Il ne faut pas s'y tromper : si l'Amérique accepte cette couche d'authentification, le reste du monde perd son dernier rempart contre ce système. Inutile d'insister, nous en avons déjà assisté à un test grandeur nature pendant la pandémie de Covid.

C’est pourquoi s’intéresser à ce qui se passe à l’étranger n’est pas de la paranoïa ; cela peut nous donner des indications sur ce qui va arriver.

Le Loi britannique sur la sécurité en ligne 2023 Le projet de loi impose la vérification de l'âge sur les plateformes de médias sociaux au moyen de « contrôles d'identité, d'intelligence artificielle ou de technologies de garantie de l'âge ». Le Premier ministre Keir Starmer accélère sa mise en œuvre en intégrant des clauses au projet de loi sur le bien-être des enfants afin d'« imposer rapidement une interdiction ». Des fuites de réunions du Cabinet Office ont révélé que des ministres discutaient de l'obligation d'une identité numérique pour chaque bébé lors de son enregistrement à la naissance. Une pétition parlementaire contre cette obligation a recueilli près de 3 millions de signatures. Ils la mettent en place malgré tout. Il y a quelques jours à peine, Apple a déployé la vérification de l'âge pour tous les utilisateurs britanniques. – Numérisation d'une pièce d'identité ou vérification d'une carte de crédit pour accéder à certaines fonctionnalités.

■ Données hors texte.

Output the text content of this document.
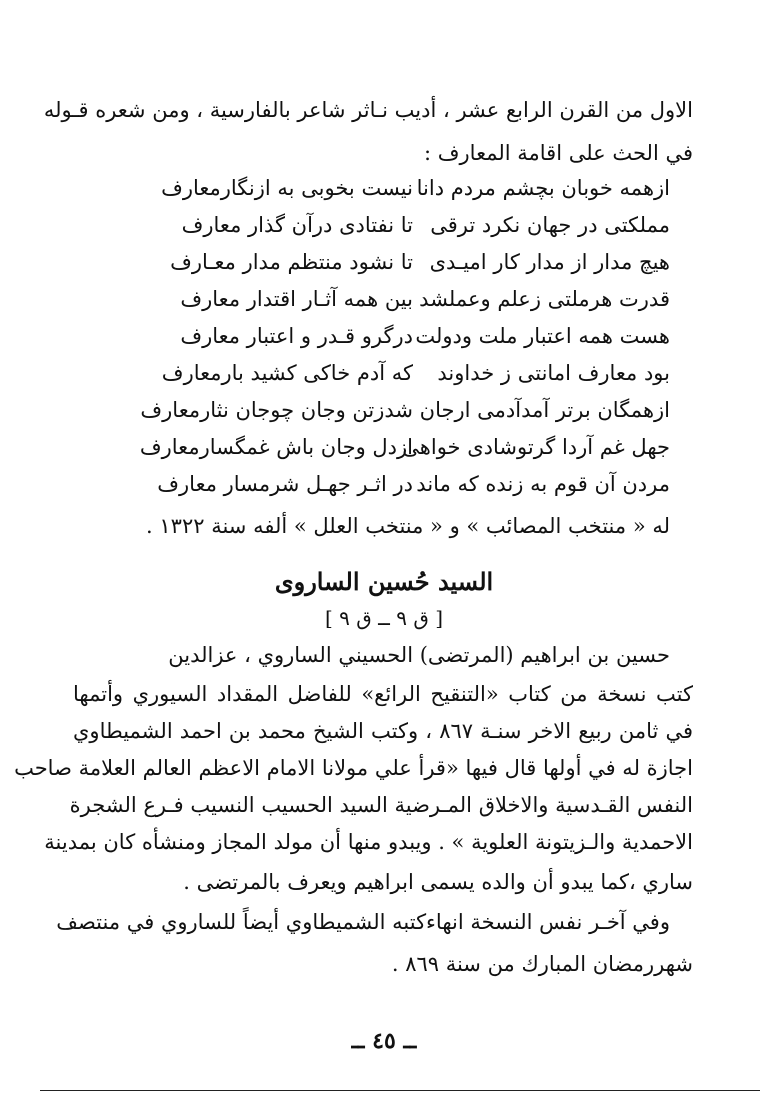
الاول من القرن الرابع عشر ، أديب نـاثر شاعر بالفارسية ، ومن شعره قـوله
في الحث على اقامة المعارف :
ازهمه خوبان بچشم مردم دانا
نيست بخوبى به ازنگارمعارف
مملكتى در جهان نكرد ترقى
تا نفتادى درآن گذار معارف
هيچ مدار از مدار كار اميـدى
تا نشود منتظم مدار معـارف
قدرت هرملتى زعلم وعملشد
بين همه آثـار اقتدار معارف
هست همه اعتبار ملت ودولت
درگرو قـدر و اعتبار معارف
بود معارف امانتى ز خداوند
كه آدم خاكى كشيد بارمعارف
ازهمگان برتر آمدآدمى ارجان
شدزتن وجان چوجان نثارمعارف
جهل غم آردا گرتوشادى خواهى
ازدل وجان باش غمگسارمعارف
مردن آن قوم به زنده كه ماند
در اثـر جهـل شرمسار معارف
له « منتخب المصائب » و « منتخب العلل » ألفه سنة ١٣٢٢ .
السيد حُسين الساروى
[ ق ٩ ــ ق ٩ ]
حسين بن ابراهيم (المرتضى) الحسيني الساروي ، عزالدين
كتب نسخة من كتاب «التنقيح الرائع» للفاضل المقداد السيوري وأتمها
في ثامن ربيع الاخر سنـة ٨٦٧ ، وكتب الشيخ محمد بن احمد الشميطاوي
اجازة له في أولها قال فيها «قرأ علي مولانا الامام الاعظم العالم العلامة صاحب
النفس القـدسية والاخلاق المـرضية السيد الحسيب النسيب فـرع الشجرة
الاحمدية والـزيتونة العلوية » . ويبدو منها أن مولد المجاز ومنشأه كان بمدينة
ساري ،كما يبدو أن والده يسمى ابراهيم ويعرف بالمرتضى .
وفي آخـر نفس النسخة انهاءكتبه الشميطاوي أيضاً للساروي في منتصف
شهررمضان المبارك من سنة ٨٦٩ .
ــ ٤٥ ــ
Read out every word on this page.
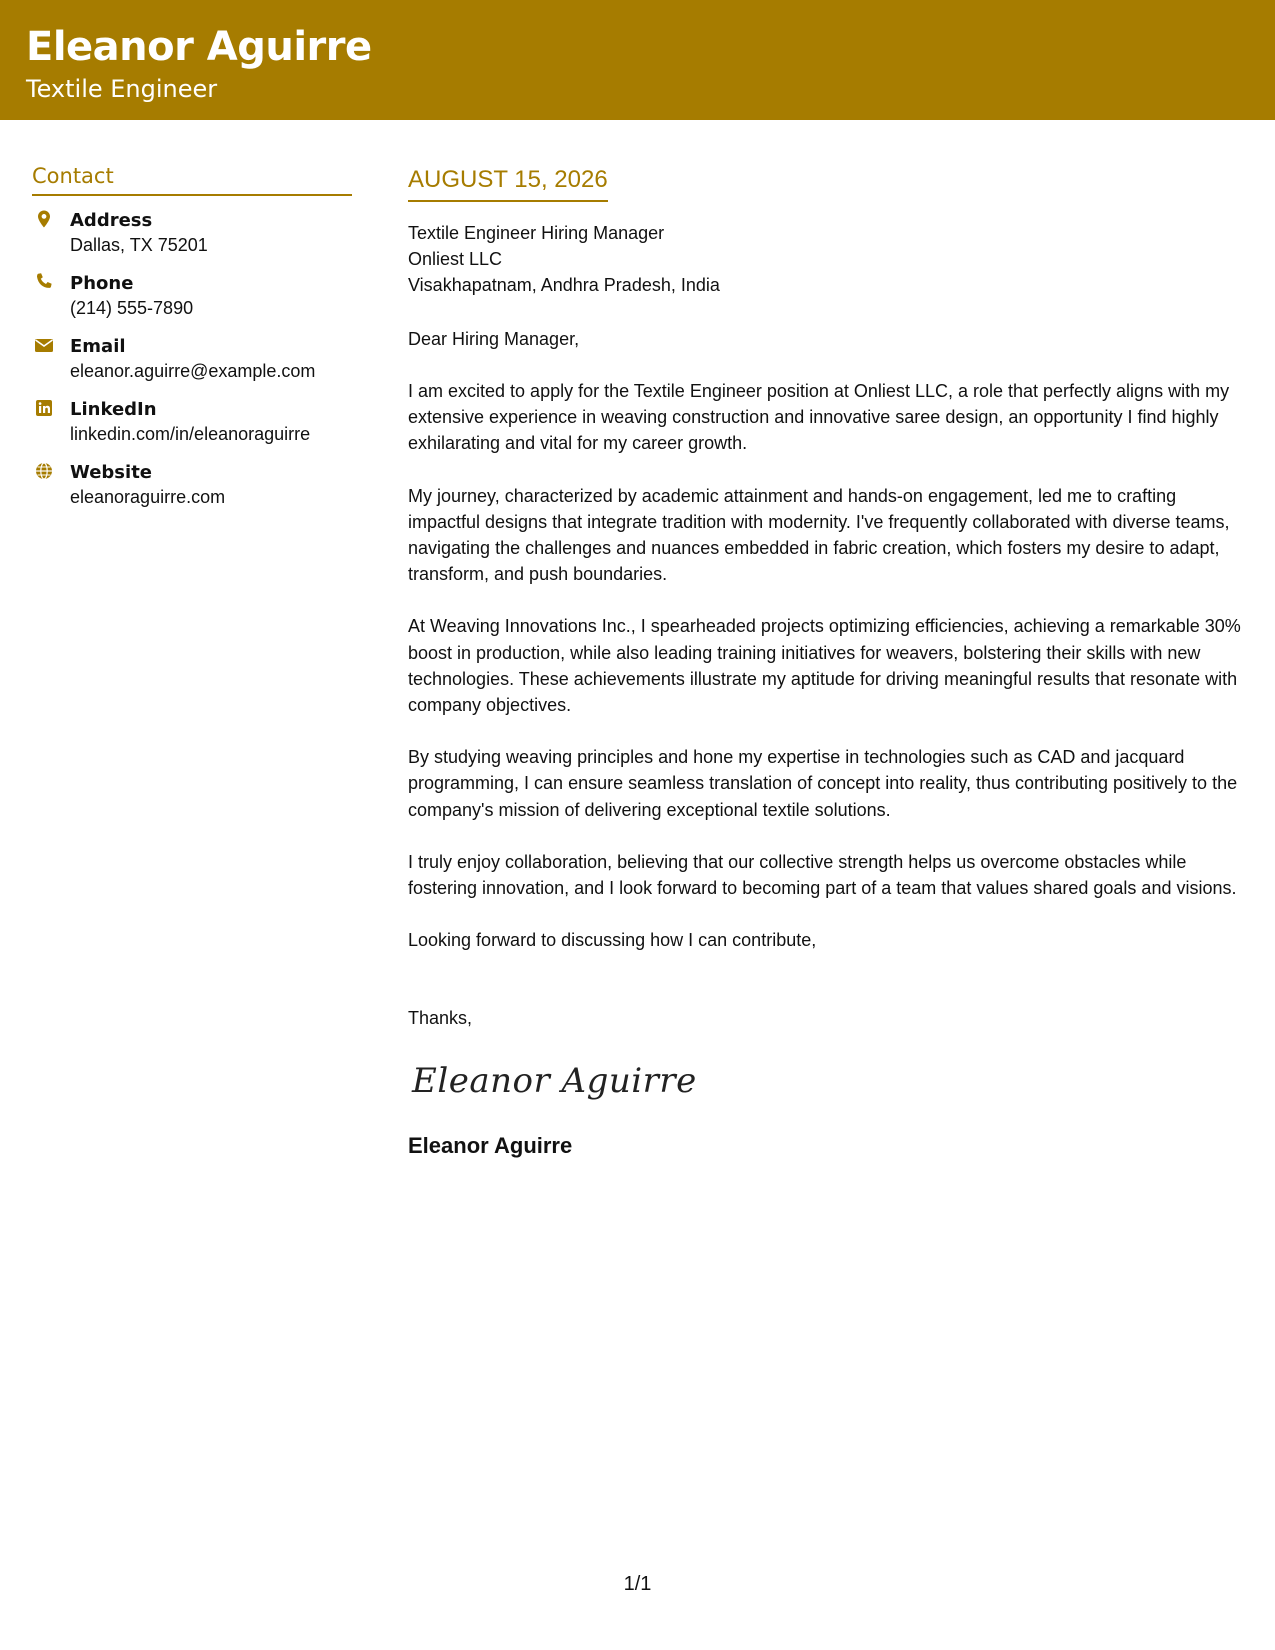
Eleanor Aguirre
Textile Engineer
Contact
Address
Dallas, TX 75201
Phone
(214) 555-7890
Email
eleanor.aguirre@example.com
LinkedIn
linkedin.com/in/eleanoraguirre
Website
eleanoraguirre.com
AUGUST 15, 2026
Textile Engineer Hiring Manager
Onliest LLC
Visakhapatnam, Andhra Pradesh, India
Dear Hiring Manager,
I am excited to apply for the Textile Engineer position at Onliest LLC, a role that perfectly aligns with my extensive experience in weaving construction and innovative saree design, an opportunity I find highly exhilarating and vital for my career growth.
My journey, characterized by academic attainment and hands-on engagement, led me to crafting impactful designs that integrate tradition with modernity. I've frequently collaborated with diverse teams, navigating the challenges and nuances embedded in fabric creation, which fosters my desire to adapt, transform, and push boundaries.
At Weaving Innovations Inc., I spearheaded projects optimizing efficiencies, achieving a remarkable 30% boost in production, while also leading training initiatives for weavers, bolstering their skills with new technologies. These achievements illustrate my aptitude for driving meaningful results that resonate with company objectives.
By studying weaving principles and hone my expertise in technologies such as CAD and jacquard programming, I can ensure seamless translation of concept into reality, thus contributing positively to the company's mission of delivering exceptional textile solutions.
I truly enjoy collaboration, believing that our collective strength helps us overcome obstacles while fostering innovation, and I look forward to becoming part of a team that values shared goals and visions.
Looking forward to discussing how I can contribute,
Thanks,
Eleanor Aguirre
Eleanor Aguirre
1/1
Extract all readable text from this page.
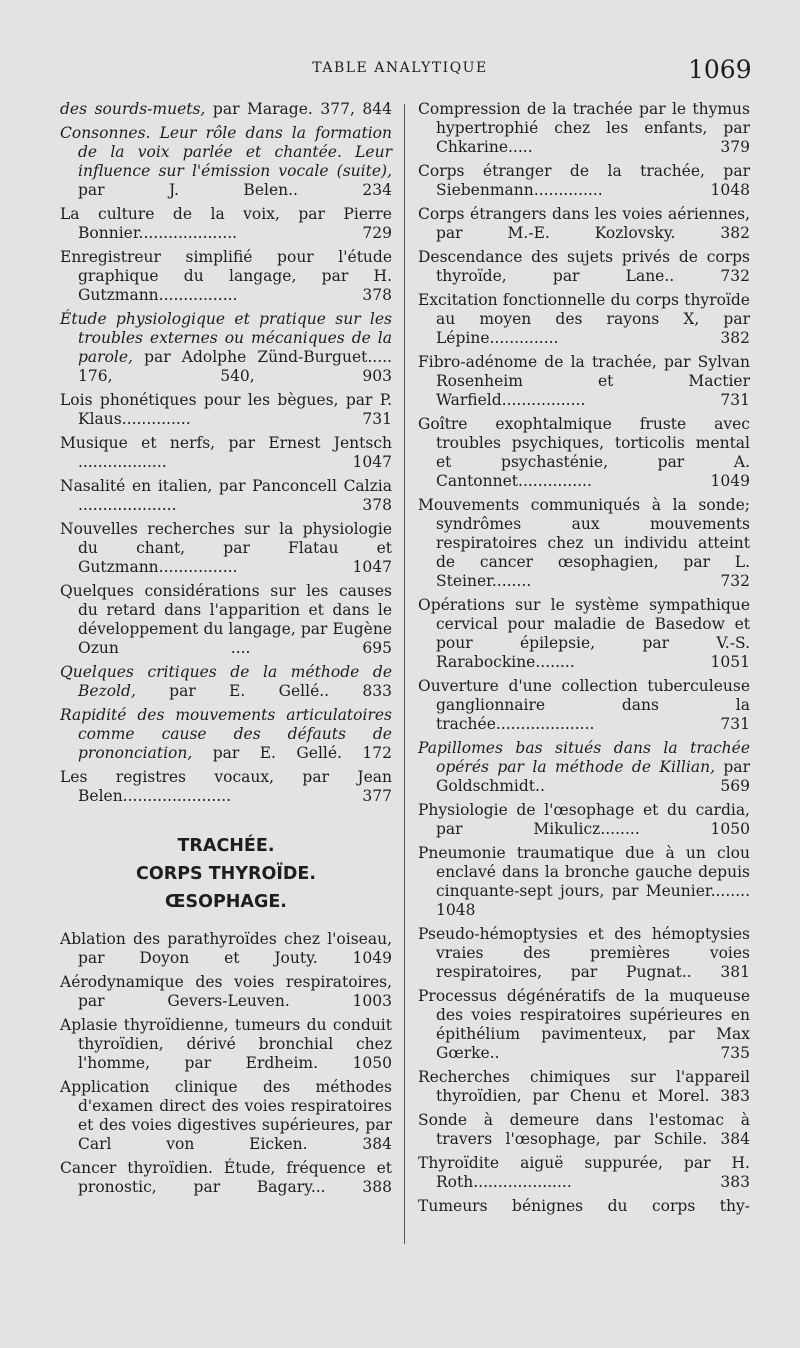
TABLE ANALYTIQUE	1069
des sourds-muets, par Marage. 377, 844
Consonnes. Leur rôle dans la formation de la voix parlée et chantée. Leur influence sur l'émission vocale (suite), par J. Belen.. 234
La culture de la voix, par Pierre Bonnier.................... 729
Enregistreur simplifié pour l'étude graphique du langage, par H. Gutzmann................ 378
Étude physiologique et pratique sur les troubles externes ou mécaniques de la parole, par Adolphe Zünd-Burguet..... 176, 540, 903
Lois phonétiques pour les bègues, par P. Klaus.............. 731
Musique et nerfs, par Ernest Jentsch .................. 1047
Nasalité en italien, par Panconcell Calzia .................... 378
Nouvelles recherches sur la physiologie du chant, par Flatau et Gutzmann................ 1047
Quelques considérations sur les causes du retard dans l'apparition et dans le développement du langage, par Eugène Ozun .... 695
Quelques critiques de la méthode de Bezold, par E. Gellé.. 833
Rapidité des mouvements articulatoires comme cause des défauts de prononciation, par E. Gellé. 172
Les registres vocaux, par Jean Belen...................... 377
TRACHÉE.
CORPS THYROÏDE.
ŒSOPHAGE.
Ablation des parathyroïdes chez l'oiseau, par Doyon et Jouty. 1049
Aérodynamique des voies respiratoires, par Gevers-Leuven. 1003
Aplasie thyroïdienne, tumeurs du conduit thyroïdien, dérivé bronchial chez l'homme, par Erdheim. 1050
Application clinique des méthodes d'examen direct des voies respiratoires et des voies digestives supérieures, par Carl von Eicken. 384
Cancer thyroïdien. Étude, fréquence et pronostic, par Bagary... 388
Compression de la trachée par le thymus hypertrophié chez les enfants, par Chkarine..... 379
Corps étranger de la trachée, par Siebenmann.............. 1048
Corps étrangers dans les voies aériennes, par M.-E. Kozlovsky. 382
Descendance des sujets privés de corps thyroïde, par Lane.. 732
Excitation fonctionnelle du corps thyroïde au moyen des rayons X, par Lépine.............. 382
Fibro-adénome de la trachée, par Sylvan Rosenheim et Mactier Warfield................. 731
Goître exophtalmique fruste avec troubles psychiques, torticolis mental et psychasténie, par A. Cantonnet............... 1049
Mouvements communiqués à la sonde; syndrômes aux mouvements respiratoires chez un individu atteint de cancer œsophagien, par L. Steiner........ 732
Opérations sur le système sympathique cervical pour maladie de Basedow et pour épilepsie, par V.-S. Rarabockine........ 1051
Ouverture d'une collection tuberculeuse ganglionnaire dans la trachée.................... 731
Papillomes bas situés dans la trachée opérés par la méthode de Killian, par Goldschmidt.. 569
Physiologie de l'œsophage et du cardia, par Mikulicz........ 1050
Pneumonie traumatique due à un clou enclavé dans la bronche gauche depuis cinquante-sept jours, par Meunier........ 1048
Pseudo-hémoptysies et des hémoptysies vraies des premières voies respiratoires, par Pugnat.. 381
Processus dégénératifs de la muqueuse des voies respiratoires supérieures en épithélium pavimenteux, par Max Gœrke.. 735
Recherches chimiques sur l'appareil thyroïdien, par Chenu et Morel. 383
Sonde à demeure dans l'estomac à travers l'œsophage, par Schile. 384
Thyroïdite aiguë suppurée, par H. Roth.................... 383
Tumeurs bénignes du corps thy-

Les Britanniques ont tenté de contourner le problème grâce à des VPN : l'utilisation a plus que doublé – de 650 000 utilisateurs quotidiens à plus de 1.4 million, selon un Rapport du gouvernement britanniqueLa réponse du gouvernement ? Non pas revenir sur sa décision, mais… commencer à discuter des restrictions sur les VPNLe mécanisme ne fonctionne que dans un seul sens. L'authentification est obligatoire. Lorsqu'elle est contournée, les moyens de contournement sont limités. Chaque « solution » exige un contrôle accru.

Un de mes meilleurs amis, sergent de police renvoyé après 24 ans de service sans faute (le Cal Ripken du NYPD) pour avoir refusé de se soumettre à l'obligation vaccinale, m'avait dit il y a des années que chaque fois qu'on nous dit que quelque chose est fait pour notre sécurité, il faut se méfier. Il avait raison. Vous vous souvenez de l'adage : « Personne n'est en sécurité tant que tout le monde ne l'est pas » ?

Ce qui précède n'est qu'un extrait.